My face burned with embarrassment.

“And Nellie comes over one day to play and brings this Easy-Bake Oven thingy she just got. Like, her parents spoil her rotten. Even more than mine and Blair’s do.

Anyway, I kind of fell in love with the toy.

And she accidentally left it behind. I know this was mean of me, but when she came over the next day to get it, I told her it was mine and that she couldn’t have it back. ”

“Boom!” Blair shouted. “That was enough to make her explode.”

“But the thing is, she didn’t. Not right away.

When I wouldn’t give it back, she gave me the most evil stare and stormed out.

That night, my parents shook me awake.

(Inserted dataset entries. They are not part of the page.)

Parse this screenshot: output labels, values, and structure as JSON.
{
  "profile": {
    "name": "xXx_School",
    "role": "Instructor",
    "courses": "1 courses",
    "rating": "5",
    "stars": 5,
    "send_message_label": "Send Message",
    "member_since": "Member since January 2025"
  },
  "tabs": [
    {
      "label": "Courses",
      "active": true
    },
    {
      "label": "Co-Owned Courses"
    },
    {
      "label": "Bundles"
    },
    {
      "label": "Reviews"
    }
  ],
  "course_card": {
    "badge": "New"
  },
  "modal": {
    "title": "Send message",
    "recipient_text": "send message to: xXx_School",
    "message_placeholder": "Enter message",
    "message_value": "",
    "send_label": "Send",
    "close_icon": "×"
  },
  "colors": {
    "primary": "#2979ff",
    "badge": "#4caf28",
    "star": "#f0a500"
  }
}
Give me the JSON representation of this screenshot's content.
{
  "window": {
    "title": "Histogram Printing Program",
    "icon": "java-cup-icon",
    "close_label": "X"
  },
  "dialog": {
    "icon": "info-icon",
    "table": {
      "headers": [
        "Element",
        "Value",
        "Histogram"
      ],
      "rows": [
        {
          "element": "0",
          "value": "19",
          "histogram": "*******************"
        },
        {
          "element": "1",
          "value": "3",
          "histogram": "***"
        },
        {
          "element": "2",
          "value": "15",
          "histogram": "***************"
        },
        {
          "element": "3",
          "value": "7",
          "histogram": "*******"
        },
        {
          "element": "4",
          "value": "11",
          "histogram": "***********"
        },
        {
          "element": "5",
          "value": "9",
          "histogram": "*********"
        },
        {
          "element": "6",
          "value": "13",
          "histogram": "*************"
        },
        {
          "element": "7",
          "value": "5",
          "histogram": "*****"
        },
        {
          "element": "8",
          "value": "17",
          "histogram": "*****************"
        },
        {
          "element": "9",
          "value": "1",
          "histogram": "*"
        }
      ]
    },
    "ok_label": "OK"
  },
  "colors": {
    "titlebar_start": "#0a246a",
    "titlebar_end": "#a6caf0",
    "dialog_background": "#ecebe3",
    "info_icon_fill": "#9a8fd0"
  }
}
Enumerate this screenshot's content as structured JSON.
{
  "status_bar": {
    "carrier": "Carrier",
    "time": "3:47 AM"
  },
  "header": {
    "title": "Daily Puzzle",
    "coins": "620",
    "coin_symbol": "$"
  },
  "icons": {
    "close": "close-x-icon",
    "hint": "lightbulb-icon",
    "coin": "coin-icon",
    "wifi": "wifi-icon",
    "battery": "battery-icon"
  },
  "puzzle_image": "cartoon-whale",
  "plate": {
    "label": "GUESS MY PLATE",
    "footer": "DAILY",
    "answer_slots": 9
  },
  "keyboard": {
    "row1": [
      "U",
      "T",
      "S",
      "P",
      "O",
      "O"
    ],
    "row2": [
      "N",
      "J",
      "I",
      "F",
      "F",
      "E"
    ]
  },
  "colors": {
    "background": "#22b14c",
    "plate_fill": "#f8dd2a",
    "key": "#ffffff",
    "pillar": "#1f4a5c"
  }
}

There were all these red lights outside and sirens blaring because my playhouse had caught fire and was burning down!

The little bitch set my playhouse on fire! ”

“They could never prove it, of course,” Blair said, shaking her head dramatically, “but we all knew it was Nellie. So, like, just don’t mess with her. Like I said, we have to be friends with her, because that’s how this town works, but…fuck…”

I slunk down in my seat, feeling unsettled, and watched as the pine trees pulsed past by window.

Later

How the hell did it come to this?

I hear a twig snap and whip my head around, terrified that someone is watching me, or even worse, that someone saw me. Saw what I did.

But then I see a rabbit jolt from the forest, and breathe a huge sigh of relief.

I never imagined in a million years that when I woke up this morning, I would kill someone today. I was just going about my ordinary life.

But that’s not really true, is it? Nothing about my life has been ordinary these past few weeks.